Assuming infants taking only formulated milk powder, the daily intake is estimated to be 7.5 × 10−4 ~1.3 × 10−3 mg/kg bw/day till 5 months after birth, and to be 3.6 × 10−4 ~6.1 × 10−4 mg/kg bw/day for the period from 6 to 11 months after birth. Periods taking formulated milk powder is limited in infancy, and thus it is inappropriate to apply these values for the risk assessment.
Additionally, so far no reports on adverse effects of consuming oils containing GE on human health have been reported. Hence, FSCJ recognized that none of currently available findings suggests adverse effects of GE directly on human health.
Adverse effects of edible oils highly containing DAG (hereinafter referred to as DAG oils), which contain GE as contaminants, were not confirmed in animal experiments. Moreover, the tumor promoting activity was not observed in the tests conducted just to confirm it. Potential of tumor promoting activity of DAG oils, once concerned, was thus denied, and FSCJ judged that tumor promoting risk in human from the daily consumption of DAG oils is negligible.
Since the genotoxic carcinogenicity of glycidol derived from GE was not denied, FSCJ has conducted an assessment also on GE and glycidol. The level of GE in the currently available edible oils is maintained as minute, and even if all of the GE were assumed to be converted to the equimoles of glycidol in the body, the extra risks of tumor incidence were estimated to be very low (the exposure levels corresponding to the extra risks of tumor incidence of 10−4, 10−5 and 10−6 were estimated as 1.6 × 10−3, 1.6 × 10−4 and 1.6 × 10−5 mg/kg bw/day, respectively), and a certain level of MOE, slightly lower than 10,000, was allocated. Additionally, so far no reports on adverse effects of consuming oils containing GE on human health have not been reported.

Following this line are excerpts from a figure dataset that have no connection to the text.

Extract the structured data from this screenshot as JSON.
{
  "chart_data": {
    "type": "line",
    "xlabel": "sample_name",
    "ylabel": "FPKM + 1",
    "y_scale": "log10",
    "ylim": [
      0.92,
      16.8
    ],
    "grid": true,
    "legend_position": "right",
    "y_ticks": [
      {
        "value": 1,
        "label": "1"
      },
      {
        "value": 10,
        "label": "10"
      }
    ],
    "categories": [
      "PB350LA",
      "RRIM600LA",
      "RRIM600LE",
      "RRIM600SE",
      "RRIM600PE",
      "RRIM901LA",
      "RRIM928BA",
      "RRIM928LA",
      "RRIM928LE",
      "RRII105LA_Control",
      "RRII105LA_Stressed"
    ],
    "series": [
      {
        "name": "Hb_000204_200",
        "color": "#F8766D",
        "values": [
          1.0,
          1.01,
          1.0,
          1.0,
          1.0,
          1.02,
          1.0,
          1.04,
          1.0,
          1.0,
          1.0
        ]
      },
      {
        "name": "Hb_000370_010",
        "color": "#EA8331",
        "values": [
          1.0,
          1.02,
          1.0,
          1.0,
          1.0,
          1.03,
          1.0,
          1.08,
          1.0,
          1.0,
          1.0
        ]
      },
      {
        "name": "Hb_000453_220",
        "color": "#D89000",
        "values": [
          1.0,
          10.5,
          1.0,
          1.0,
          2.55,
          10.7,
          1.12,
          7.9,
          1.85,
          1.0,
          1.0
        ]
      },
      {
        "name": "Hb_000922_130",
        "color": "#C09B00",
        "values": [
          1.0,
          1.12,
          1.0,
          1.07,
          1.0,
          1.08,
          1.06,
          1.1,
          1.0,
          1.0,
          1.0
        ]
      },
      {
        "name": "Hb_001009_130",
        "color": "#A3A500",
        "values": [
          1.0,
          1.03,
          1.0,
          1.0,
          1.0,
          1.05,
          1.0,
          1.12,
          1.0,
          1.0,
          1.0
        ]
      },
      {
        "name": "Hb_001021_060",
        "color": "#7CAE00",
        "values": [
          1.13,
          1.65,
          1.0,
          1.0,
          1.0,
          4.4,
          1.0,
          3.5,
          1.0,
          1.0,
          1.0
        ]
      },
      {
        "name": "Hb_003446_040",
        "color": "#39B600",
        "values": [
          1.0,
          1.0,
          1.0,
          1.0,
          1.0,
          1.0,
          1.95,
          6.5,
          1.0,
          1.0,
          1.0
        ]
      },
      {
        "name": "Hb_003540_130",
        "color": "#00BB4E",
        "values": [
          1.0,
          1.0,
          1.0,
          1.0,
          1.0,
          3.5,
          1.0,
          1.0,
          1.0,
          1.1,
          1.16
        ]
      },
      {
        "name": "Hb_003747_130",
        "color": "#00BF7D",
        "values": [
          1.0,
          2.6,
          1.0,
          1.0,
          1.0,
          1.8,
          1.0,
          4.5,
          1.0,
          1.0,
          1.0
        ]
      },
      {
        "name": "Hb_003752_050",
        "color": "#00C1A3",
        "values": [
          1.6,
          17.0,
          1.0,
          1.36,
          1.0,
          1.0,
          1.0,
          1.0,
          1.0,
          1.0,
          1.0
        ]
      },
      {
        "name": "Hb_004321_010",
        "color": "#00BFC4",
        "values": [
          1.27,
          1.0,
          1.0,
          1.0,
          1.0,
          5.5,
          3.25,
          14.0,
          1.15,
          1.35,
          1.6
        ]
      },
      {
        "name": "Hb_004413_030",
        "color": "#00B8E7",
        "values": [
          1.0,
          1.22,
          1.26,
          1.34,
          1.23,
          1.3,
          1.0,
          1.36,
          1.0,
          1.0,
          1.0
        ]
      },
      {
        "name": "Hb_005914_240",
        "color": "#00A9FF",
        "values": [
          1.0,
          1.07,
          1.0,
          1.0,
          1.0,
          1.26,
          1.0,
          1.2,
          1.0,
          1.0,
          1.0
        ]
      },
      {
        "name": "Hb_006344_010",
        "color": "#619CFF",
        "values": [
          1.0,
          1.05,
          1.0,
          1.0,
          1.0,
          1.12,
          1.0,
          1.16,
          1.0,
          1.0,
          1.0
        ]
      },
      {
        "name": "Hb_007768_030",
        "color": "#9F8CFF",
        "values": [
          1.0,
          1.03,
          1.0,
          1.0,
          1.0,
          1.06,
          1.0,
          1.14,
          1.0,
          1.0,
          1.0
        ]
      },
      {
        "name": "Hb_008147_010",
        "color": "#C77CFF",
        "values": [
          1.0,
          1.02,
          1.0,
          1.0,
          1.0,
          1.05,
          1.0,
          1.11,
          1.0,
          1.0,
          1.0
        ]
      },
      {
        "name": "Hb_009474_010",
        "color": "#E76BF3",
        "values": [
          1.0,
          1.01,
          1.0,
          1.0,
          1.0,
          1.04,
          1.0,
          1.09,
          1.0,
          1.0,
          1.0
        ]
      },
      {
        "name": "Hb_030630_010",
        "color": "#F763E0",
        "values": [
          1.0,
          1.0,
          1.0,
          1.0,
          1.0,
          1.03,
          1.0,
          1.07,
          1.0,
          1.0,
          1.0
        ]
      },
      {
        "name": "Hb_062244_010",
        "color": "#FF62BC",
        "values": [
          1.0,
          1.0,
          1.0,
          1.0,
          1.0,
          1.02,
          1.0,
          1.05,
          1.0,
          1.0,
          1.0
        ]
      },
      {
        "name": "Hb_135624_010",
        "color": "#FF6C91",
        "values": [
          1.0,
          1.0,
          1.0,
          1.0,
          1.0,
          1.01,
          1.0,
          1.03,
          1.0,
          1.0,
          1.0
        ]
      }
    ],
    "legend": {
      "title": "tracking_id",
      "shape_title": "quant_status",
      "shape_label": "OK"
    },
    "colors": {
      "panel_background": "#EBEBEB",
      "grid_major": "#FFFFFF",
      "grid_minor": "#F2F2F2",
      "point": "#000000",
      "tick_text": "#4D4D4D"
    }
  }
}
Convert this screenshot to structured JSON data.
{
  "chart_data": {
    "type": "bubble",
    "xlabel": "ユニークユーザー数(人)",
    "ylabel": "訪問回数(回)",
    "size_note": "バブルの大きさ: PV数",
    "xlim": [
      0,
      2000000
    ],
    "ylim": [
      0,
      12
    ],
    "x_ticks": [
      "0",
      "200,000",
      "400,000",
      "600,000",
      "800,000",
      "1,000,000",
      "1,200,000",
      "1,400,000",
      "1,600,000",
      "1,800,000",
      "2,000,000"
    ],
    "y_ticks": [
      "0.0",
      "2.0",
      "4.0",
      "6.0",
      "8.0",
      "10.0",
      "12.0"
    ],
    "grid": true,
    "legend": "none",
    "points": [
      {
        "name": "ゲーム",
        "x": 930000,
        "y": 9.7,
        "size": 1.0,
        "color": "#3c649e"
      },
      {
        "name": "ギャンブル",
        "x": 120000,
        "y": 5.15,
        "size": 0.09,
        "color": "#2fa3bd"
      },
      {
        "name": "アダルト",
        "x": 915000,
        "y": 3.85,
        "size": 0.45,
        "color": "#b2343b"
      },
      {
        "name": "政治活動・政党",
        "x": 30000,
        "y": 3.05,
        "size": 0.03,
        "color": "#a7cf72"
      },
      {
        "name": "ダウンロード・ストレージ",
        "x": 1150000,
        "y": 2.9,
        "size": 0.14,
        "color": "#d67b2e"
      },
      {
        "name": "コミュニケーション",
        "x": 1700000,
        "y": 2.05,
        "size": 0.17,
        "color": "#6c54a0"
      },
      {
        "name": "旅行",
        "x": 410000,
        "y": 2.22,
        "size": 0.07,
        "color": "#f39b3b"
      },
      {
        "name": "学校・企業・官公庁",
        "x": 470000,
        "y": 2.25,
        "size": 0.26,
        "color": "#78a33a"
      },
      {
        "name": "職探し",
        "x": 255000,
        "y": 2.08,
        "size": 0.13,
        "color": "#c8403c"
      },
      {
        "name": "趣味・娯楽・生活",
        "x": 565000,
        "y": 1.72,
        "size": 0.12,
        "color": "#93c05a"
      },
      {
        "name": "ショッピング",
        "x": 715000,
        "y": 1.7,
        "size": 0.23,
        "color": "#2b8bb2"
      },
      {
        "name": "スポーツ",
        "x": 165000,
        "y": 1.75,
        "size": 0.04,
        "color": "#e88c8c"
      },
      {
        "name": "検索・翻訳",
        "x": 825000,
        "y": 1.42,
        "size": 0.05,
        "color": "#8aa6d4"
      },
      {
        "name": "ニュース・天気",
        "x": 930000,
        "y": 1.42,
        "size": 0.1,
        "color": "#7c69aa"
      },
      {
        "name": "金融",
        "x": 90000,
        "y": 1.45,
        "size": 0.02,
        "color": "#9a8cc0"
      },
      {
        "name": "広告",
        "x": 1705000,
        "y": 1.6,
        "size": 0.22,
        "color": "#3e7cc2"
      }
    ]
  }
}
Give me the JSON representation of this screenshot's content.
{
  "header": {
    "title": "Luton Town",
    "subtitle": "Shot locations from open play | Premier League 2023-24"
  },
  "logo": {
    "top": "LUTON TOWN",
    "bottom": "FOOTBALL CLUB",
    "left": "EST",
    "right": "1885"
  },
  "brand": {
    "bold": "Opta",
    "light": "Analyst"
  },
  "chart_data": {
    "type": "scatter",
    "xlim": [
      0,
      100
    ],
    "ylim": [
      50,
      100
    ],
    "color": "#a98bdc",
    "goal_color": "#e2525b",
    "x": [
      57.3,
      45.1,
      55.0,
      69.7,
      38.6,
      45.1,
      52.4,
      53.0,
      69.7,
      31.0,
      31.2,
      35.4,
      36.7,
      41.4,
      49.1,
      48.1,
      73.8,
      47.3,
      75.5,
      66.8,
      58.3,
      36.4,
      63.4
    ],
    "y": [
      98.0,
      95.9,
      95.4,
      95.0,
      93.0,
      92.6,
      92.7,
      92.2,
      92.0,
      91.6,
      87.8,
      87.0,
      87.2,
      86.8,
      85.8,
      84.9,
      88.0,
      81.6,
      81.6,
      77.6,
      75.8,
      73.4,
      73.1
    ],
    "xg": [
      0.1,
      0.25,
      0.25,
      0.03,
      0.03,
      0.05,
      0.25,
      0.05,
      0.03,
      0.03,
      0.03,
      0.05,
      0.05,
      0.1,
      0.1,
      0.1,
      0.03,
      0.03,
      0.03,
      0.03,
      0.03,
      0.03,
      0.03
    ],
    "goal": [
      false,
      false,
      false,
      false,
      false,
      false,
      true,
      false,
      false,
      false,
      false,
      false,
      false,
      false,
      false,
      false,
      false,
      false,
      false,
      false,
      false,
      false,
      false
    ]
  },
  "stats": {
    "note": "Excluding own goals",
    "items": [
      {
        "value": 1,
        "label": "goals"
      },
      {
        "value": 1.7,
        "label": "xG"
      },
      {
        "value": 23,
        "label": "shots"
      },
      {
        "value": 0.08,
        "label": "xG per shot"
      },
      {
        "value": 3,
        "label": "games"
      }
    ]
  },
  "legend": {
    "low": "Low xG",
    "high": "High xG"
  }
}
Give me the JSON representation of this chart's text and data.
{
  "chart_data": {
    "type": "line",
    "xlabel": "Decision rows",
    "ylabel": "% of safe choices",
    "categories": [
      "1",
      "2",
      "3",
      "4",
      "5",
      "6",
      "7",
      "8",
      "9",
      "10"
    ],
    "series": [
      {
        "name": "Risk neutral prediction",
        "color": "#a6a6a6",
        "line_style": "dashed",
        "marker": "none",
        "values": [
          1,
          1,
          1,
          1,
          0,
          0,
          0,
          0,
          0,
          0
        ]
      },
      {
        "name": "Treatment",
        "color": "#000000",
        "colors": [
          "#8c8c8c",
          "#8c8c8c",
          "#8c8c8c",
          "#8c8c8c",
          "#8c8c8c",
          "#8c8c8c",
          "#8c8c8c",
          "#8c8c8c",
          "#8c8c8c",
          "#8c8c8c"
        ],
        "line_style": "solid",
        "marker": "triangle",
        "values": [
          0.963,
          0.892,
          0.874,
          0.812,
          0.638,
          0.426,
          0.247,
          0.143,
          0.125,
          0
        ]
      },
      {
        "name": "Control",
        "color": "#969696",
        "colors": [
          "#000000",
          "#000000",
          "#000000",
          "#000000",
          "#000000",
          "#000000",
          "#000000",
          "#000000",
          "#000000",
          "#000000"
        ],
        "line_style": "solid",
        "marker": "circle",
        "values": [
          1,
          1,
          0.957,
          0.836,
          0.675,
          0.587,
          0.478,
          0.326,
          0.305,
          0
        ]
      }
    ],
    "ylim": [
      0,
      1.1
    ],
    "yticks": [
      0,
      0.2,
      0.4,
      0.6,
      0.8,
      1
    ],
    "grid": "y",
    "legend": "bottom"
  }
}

While these data suggest no apparent adverse effects due to the consumption of edible oils currently available, the genotoxic carcinogenicity of glycidol was not denied. Therefore, GE exposure levels should be kept as low as possible according to the principle of ALARA (As Low As Reasonably Achievable).
More data on GE such as the toxicokinetics and toxicity on individual GE substances, i.e. to what extent GE are hydrolyzed, absorbed, distributed, metabolized, accumulated, excreted, and consequently exerts toxicity are necessary for future risk assessments. Also, information of human exposure including establishment of methods for analysis of GE in processed foods and the analytical data on the current situation need to be collected. Ingested amounts of edible oils through foods need to be estimated based on total diet studies.